Per farlo, Friedkin ci invita a credere nel suo cinema, esattamente come più di quarant’anni fa ci aveva accompagnato nei territori del diavolo con un film manifestatamente di finzione come L’esorcista. Per questo non ci interessa poi tanto se ciò che abbiamo visto fino a quel momento sia “vero” o “falso”: ciò che conta è che la ritualità dell’evento, la reiterazione dei gesti, l’ambiente che ha fatto da contesto agli spasmi e alle urla della donna, di cui Friedkin ci ha reso testimoni, siano in tutto e per tutto autentici. Come ci spiegano psichiatri, neuro-scienziati o uomini di chiesa stessi, cui Friedkin fa vedere le immagini dell’esorcismo, è possibile ormai definire la possessione demoniaca come una patologia clinica, le cui cause, tuttavia, vanno rintracciate nel contesto in cui essa stessa si manifesta e si sviluppa. Si riprendono, potremmo dire, le suggestioni già avanzate dal documentario etnografico, dalle possessioni in Africa coloniale di Les maîtres fous di Jean Rouch alle ritualità primitive, seppur riprese con uno sguardo certamente più classista e coloniale, dei mondo-movies degli anni sessanta.

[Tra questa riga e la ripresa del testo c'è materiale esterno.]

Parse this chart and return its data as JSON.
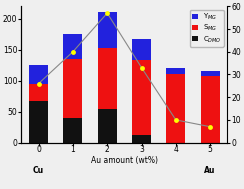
{
  "x_positions": [
    0,
    1,
    2,
    3,
    4,
    5
  ],
  "xlabel": "Au amount (wt%)",
  "ylim_left": [
    0,
    220
  ],
  "ylim_right": [
    0,
    60
  ],
  "yticks_left": [
    0,
    50,
    100,
    150,
    200
  ],
  "yticks_right": [
    0,
    10,
    20,
    30,
    40,
    50,
    60
  ],
  "C_DMO": [
    67,
    40,
    55,
    13,
    0,
    0
  ],
  "S_MG_h": [
    27,
    95,
    98,
    120,
    110,
    107
  ],
  "Y_MG_h": [
    32,
    40,
    58,
    35,
    10,
    8
  ],
  "line_y": [
    26,
    40,
    57,
    33,
    10,
    7
  ],
  "bar_color_C": "#111111",
  "bar_color_S": "#ee1111",
  "bar_color_Y": "#2222dd",
  "line_color": "#888888",
  "marker_color": "#ffff00",
  "bar_width": 0.55,
  "legend_colors": [
    "#2222dd",
    "#ee1111",
    "#111111"
  ],
  "background_color": "#efefef"
}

La possessione, tuttavia, non va trattata unicamente come un fenomeno antropologico. Friedkin stesso, nel finale, ci suggerisce provocatoriamente che, per credere all’esistenza di tale fenomeno, siamo costretti ad assumere uno sguardo, se non religioso, almeno spirituale: se ammettiamo, cioè, che i demoni esistono, se abbiamo dunque creduto a tutto quello che abbiamo visto o ci è stato raccontato fino a quel momento, se abbiamo avuto, anche solo per un istante, un po’ di fede nel suo cinema, dobbiamo riconsiderare, quantomeno, la possibilità che esistano anche gli angeli.